Now, for the first time, he is speaking out. His reason, he said, is to thank Emory for the extraordinary care he received, and to draw attention to the continuing epidemic. He and his family granted their first interviews to The New York Times, and gave permission to interview his physicians.
His account offers glimpses of the hardships and dangers that have confronted doctors and nurses who volunteered to fight an epidemic that has claimed the lives of more than 330 health care workers — most of them African — and of the desperate need that has drawn them to the front lines. Dr. Crozier told of three brothers, just 4, 5 and 11, who fought for their lives on his ward in Kenema. Not long after, he lay near death in an isolation room at Emory, with his mother reading him poetry through an intercom.
Dr. Crozier, soft-spoken and genial, is now on the mend in Phoenix, where his parents and sister live. But the disease has taken its toll. Six-foot-5 and 220 pounds before he got Ebola, he has lost 30 pounds, much of it muscle. He tires easily, but has begun a grueling physical therapy program to rebuild wasted muscles.
“Ian was by far the sickest patient with Ebola virus that we’ve cared for at Emory,” said Dr.
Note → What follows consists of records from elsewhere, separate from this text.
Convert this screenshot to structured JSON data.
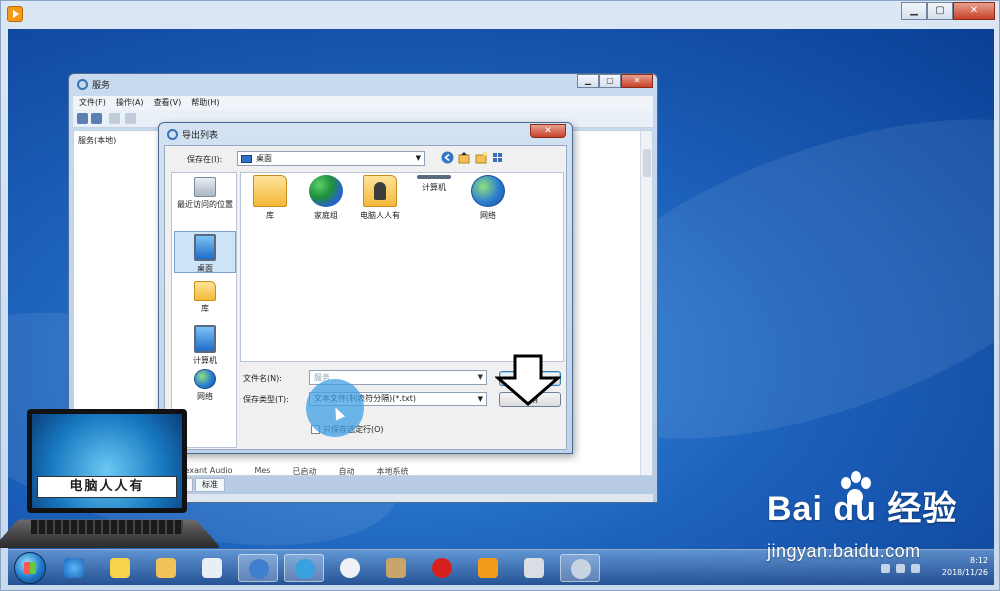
{
  "services_window": {
    "title": "服务",
    "menu": [
      "文件(F)",
      "操作(A)",
      "查看(V)",
      "帮助(H)"
    ],
    "tree_item": "服务(本地)",
    "bottom_row": [
      "Conexant Audio",
      "Mes",
      "已启动",
      "自动",
      "本地系统"
    ],
    "tabs": [
      "扩展",
      "标准"
    ]
  },
  "dialog": {
    "title": "导出列表",
    "look_in_label": "保存在(I):",
    "look_in_value": "桌面",
    "places": [
      {
        "label": "最近访问的位置",
        "icon": "recent-places-icon"
      },
      {
        "label": "桌面",
        "icon": "desktop-icon",
        "selected": true
      },
      {
        "label": "库",
        "icon": "library-icon"
      },
      {
        "label": "计算机",
        "icon": "computer-icon"
      },
      {
        "label": "网络",
        "icon": "network-icon"
      }
    ],
    "files": [
      {
        "label": "库",
        "icon": "library-folder-icon"
      },
      {
        "label": "家庭组",
        "icon": "homegroup-icon"
      },
      {
        "label": "电脑人人有",
        "icon": "user-folder-icon"
      },
      {
        "label": "计算机",
        "icon": "computer-icon"
      },
      {
        "label": "网络",
        "icon": "network-globe-icon"
      }
    ],
    "filename_label": "文件名(N):",
    "filename_value": "服务",
    "filetype_label": "保存类型(T):",
    "filetype_value": "文本文件(制表符分隔)(*.txt)",
    "save_button": "保存(S)",
    "cancel_button": "取消",
    "checkbox_label": "只保存选定行(O)"
  },
  "taskbar": {
    "time": "8:12",
    "date": "2018/11/26"
  },
  "overlay": {
    "laptop_label": "电脑人人有",
    "baidu_brand": "Bai du 经验",
    "baidu_url": "jingyan.baidu.com"
  },
  "colors": {
    "accent": "#3c7fb1",
    "desktop": "#1d63bd"
  }
}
Jay B. Varkey, an infectious-disease specialist.
Doctors say his recovery has taught them that aggressive treatments, even life-support measures like ventilators and dialysis, can save some Ebola patients. Dr. Bruce S. Ribner, who leads the Emory team, said that until recently the general practice was not to bother intubating Ebola patients or put them on dialysis, because if they got that sick they were going to die.
“One of the things Ian taught us was, guess what, you can get sick enough to need those interventions and you can still walk out of the hospital,” Dr. Ribner said. “I think it has sent a message to our colleagues around the world.”